Italy forces 130 migrants to remain on vessel amid tensions with EU


An Italian coast guard vessel stranded in the Mediterranean with more than 130 migrants aboard has been allowed to dock in the eastern Sicilian port of Augusta but Rome Sunday refused to let them disembark until a deal is struck with the EU.

"The Gregoretti berthed in the port of Augusta overnight, as is normal procedure for a military vessel. Now the EU has to act because the migration question concerns the whole continent," Transport Minister Danilo Toninelli said in a statement.

Some 140 migrants, who had set off from Libya in two rickety boats, were picked up by Italian patrols on Thursday night and transferred to the Gregoretti ship. The operation took place on the same day that at least 115 other migrants were believed to have drowned in a shipwreck off Libya, the Mediterranean's deadliest tragedy this year, according to the International Organization for Migration (IOM). Several migrants aboard the Gregoretti have already been evacuated for medical attention, including a seven-month pregnant woman, her two children and her partner. However, Italy's far-right Interior Minister Matteo Salvini has reiterated that the remaining migrants would not be able to leave the vessel until other European countries agree to take them in. Last year, a group of 177 migrants was in a similar situation after Salvini refused to allow them to disembark for nearly a week, creating a stand-off with the EU.

Since June 2018, when Italy's populist government took office and started turning away nongovernmental organization (NGO) rescue ships, migrants saved at sea have repeatedly been trapped in intra-EU disputes about where they should be allowed to land. Salvini, also deputy prime minister, has taken a hard line against migrants rescued at sea being brought

to Italy, which he says bears an unfair burden in the crisis. Italy, along with Malta, Greece and Spain, has handled the lion's share of migrants arriving in the EU via the Mediterranean in recent years, a state of affairs that these countries deem unacceptable.

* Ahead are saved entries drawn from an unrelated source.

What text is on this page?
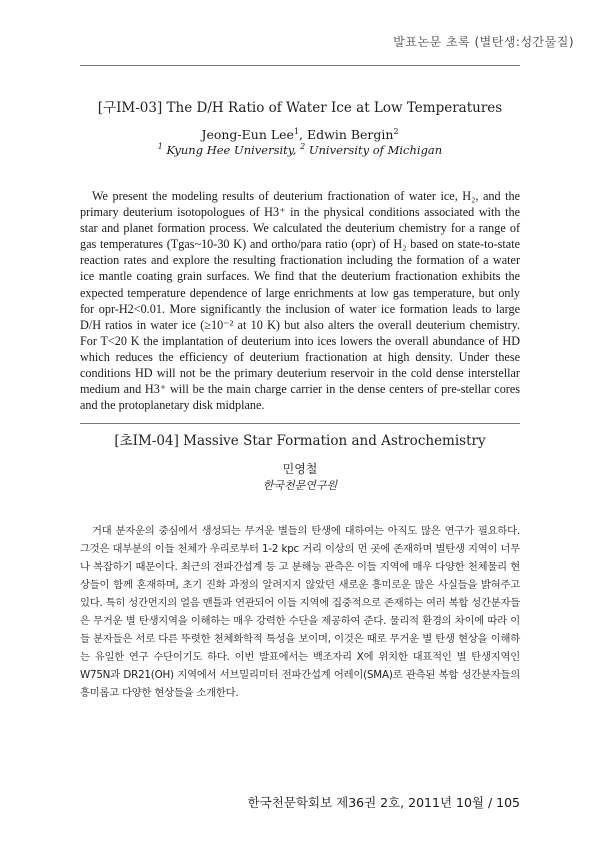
발표논문 초록 (별탄생:성간물질)
[구IM-03] The D/H Ratio of Water Ice at Low Temperatures
Jeong-Eun Lee$^1$, Edwin Bergin$^2$
$^1$ Kyung Hee University, $^2$ University of Michigan

We present the modeling results of deuterium fractionation of water ice, H₂, and the primary deuterium isotopologues of H3⁺ in the physical conditions associated with the star and planet formation process. We calculated the deuterium chemistry for a range of gas temperatures (Tgas~10-30 K) and ortho/para ratio (opr) of H₂ based on state-to-state reaction rates and explore the resulting fractionation including the formation of a water ice mantle coating grain surfaces. We find that the deuterium fractionation exhibits the expected temperature dependence of large enrichments at low gas temperature, but only for opr-H2<0.01. More significantly the inclusion of water ice formation leads to large D/H ratios in water ice (≥10⁻² at 10 K) but also alters the overall deuterium chemistry. For T<20 K the implantation of deuterium into ices lowers the overall abundance of HD which reduces the efficiency of deuterium fractionation at high density. Under these conditions HD will not be the primary deuterium reservoir in the cold dense interstellar medium and H3⁺ will be the main charge carrier in the dense centers of pre-stellar cores and the protoplanetary disk midplane.

[초IM-04] Massive Star Formation and Astrochemistry
민영철
한국천문연구원

거대 분자운의 중심에서 생성되는 무거운 별들의 탄생에 대하여는 아직도 많은 연구가 필요하다. 그것은 대부분의 이들 천체가 우리로부터 1-2 kpc 거리 이상의 먼 곳에 존재하며 별탄생 지역이 너무나 복잡하기 때문이다. 최근의 전파간섭계 등 고 분해능 관측은 이들 지역에 매우 다양한 천체물리 현상들이 함께 혼재하며, 초기 진화 과정의 알려지지 않았던 새로운 흥미로운 많은 사실들을 밝혀주고 있다. 특히 성간먼지의 얼음 맨틀과 연관되어 이들 지역에 집중적으로 존재하는 여러 복합 성간분자들은 무거운 별 탄생지역을 이해하는 매우 강력한 수단을 제공하여 준다. 물리적 환경의 차이에 따라 이들 분자들은 서로 다른 뚜렷한 천체화학적 특성을 보이며, 이것은 때로 무거운 별 탄생 현상을 이해하는 유일한 연구 수단이기도 하다. 이번 발표에서는 백조자리 X에 위치한 대표적인 별 탄생지역인 W75N과 DR21(OH) 지역에서 서브밀리미터 전파간섭계 어레이(SMA)로 관측된 복합 성간분자들의 흥미롭고 다양한 현상들을 소개한다.

한국천문학회보 제36권 2호, 2011년 10월 / 105
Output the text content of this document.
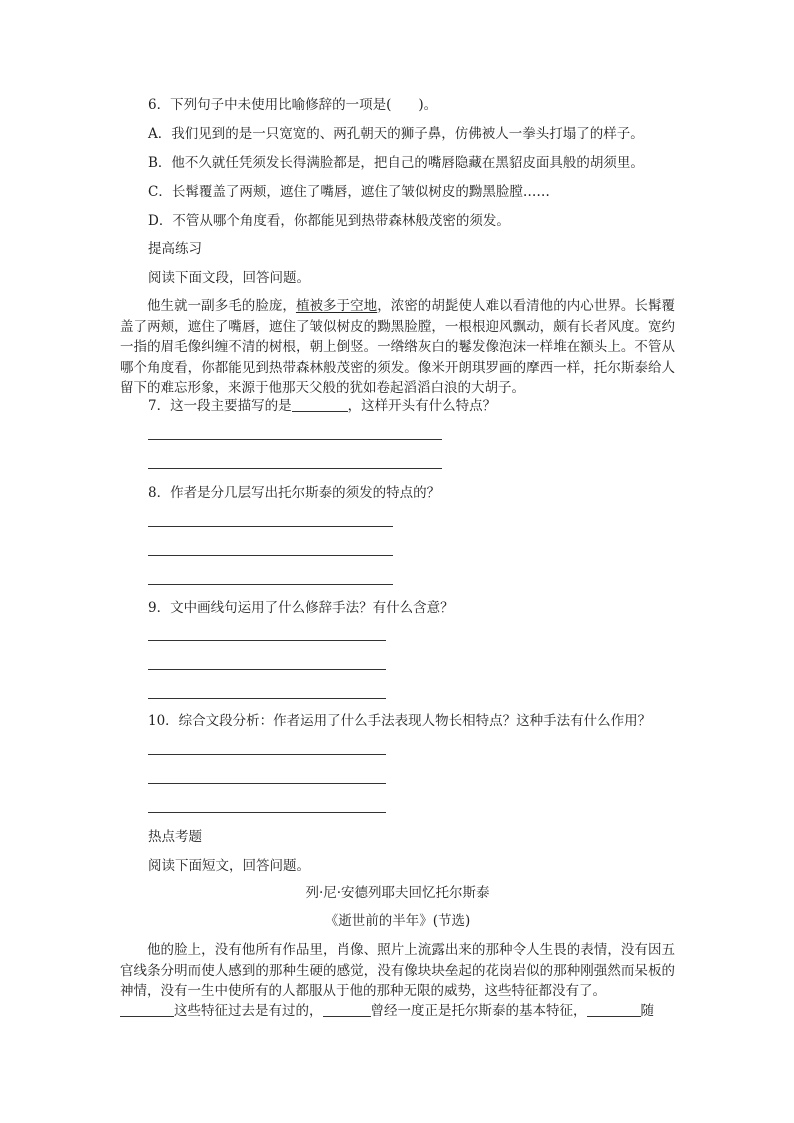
6．下列句子中未使用比喻修辞的一项是(　　)。
A．我们见到的是一只宽宽的、两孔朝天的狮子鼻，仿佛被人一拳头打塌了的样子。
B．他不久就任凭须发长得满脸都是，把自己的嘴唇隐藏在黑貂皮面具般的胡须里。
C．长髯覆盖了两颊，遮住了嘴唇，遮住了皱似树皮的黝黑脸膛……
D．不管从哪个角度看，你都能见到热带森林般茂密的须发。
提高练习
阅读下面文段，回答问题。
他生就一副多毛的脸庞，植被多于空地，浓密的胡髭使人难以看清他的内心世界。长髯覆盖了两颊，遮住了嘴唇，遮住了皱似树皮的黝黑脸膛，一根根迎风飘动，颇有长者风度。宽约一指的眉毛像纠缠不清的树根，朝上倒竖。一绺绺灰白的鬈发像泡沫一样堆在额头上。不管从哪个角度看，你都能见到热带森林般茂密的须发。像米开朗琪罗画的摩西一样，托尔斯泰给人留下的难忘形象，来源于他那天父般的犹如卷起滔滔白浪的大胡子。
7．这一段主要描写的是	，这样开头有什么特点？
8．作者是分几层写出托尔斯泰的须发的特点的？
9．文中画线句运用了什么修辞手法？有什么含意？
10．综合文段分析：作者运用了什么手法表现人物长相特点？这种手法有什么作用？
热点考题
阅读下面短文，回答问题。
列·尼·安德列耶夫回忆托尔斯泰
《逝世前的半年》(节选)
他的脸上，没有他所有作品里，肖像、照片上流露出来的那种令人生畏的表情，没有因五官线条分明而使人感到的那种生硬的感觉，没有像块块垒起的花岗岩似的那种刚强然而呆板的神情，没有一生中使所有的人都服从于他的那种无限的威势，这些特征都没有了。
这些特征过去是有过的，	曾经一度正是托尔斯泰的基本特征，	随
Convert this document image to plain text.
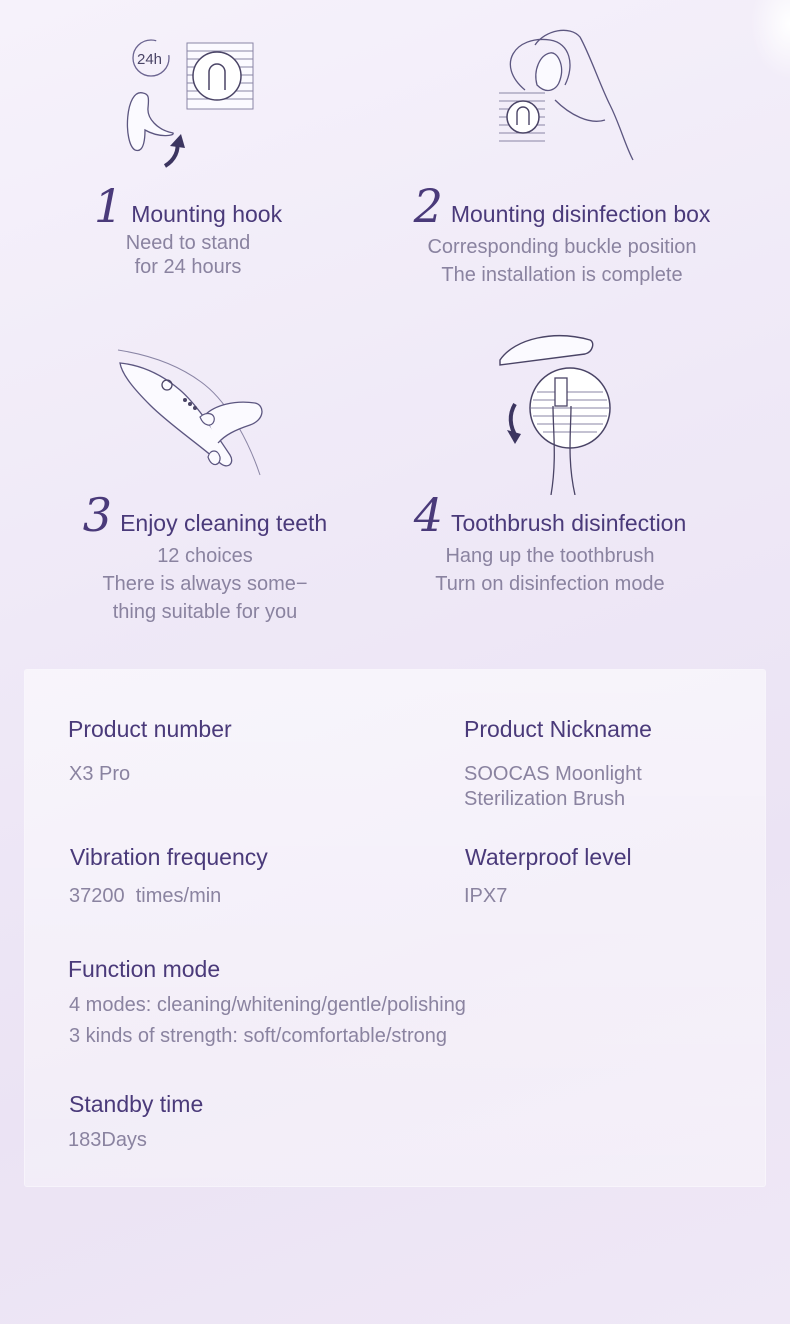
24h
1 Mounting hook
Need to stand
for 24 hours
2 Mounting disinfection box
Corresponding buckle position
The installation is complete
3 Enjoy cleaning teeth
12 choices
There is always some−
thing suitable for you
4 Toothbrush disinfection
Hang up the toothbrush
Turn on disinfection mode
Product number
X3 Pro
Product Nickname
SOOCAS Moonlight
Sterilization Brush
Vibration frequency
37200  times/min
Waterproof level
IPX7
Function mode
4 modes: cleaning/whitening/gentle/polishing
3 kinds of strength: soft/comfortable/strong
Standby time
183Days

EU member states have long grappled with a common response to migration inflows from northern Africa via the Mediterranean. French President Emmanuel Macron announced last Monday that 14 EU members had approved a plan to redistribute refugees rescued in the Mediterranean, and eight said they would actively take part. The proposal drew Salvini's ire because it still involved allowing migrants to disembark on his country's territory. He said the agreement underscored a demand that Italy "continue to be the refugee camp of Europe."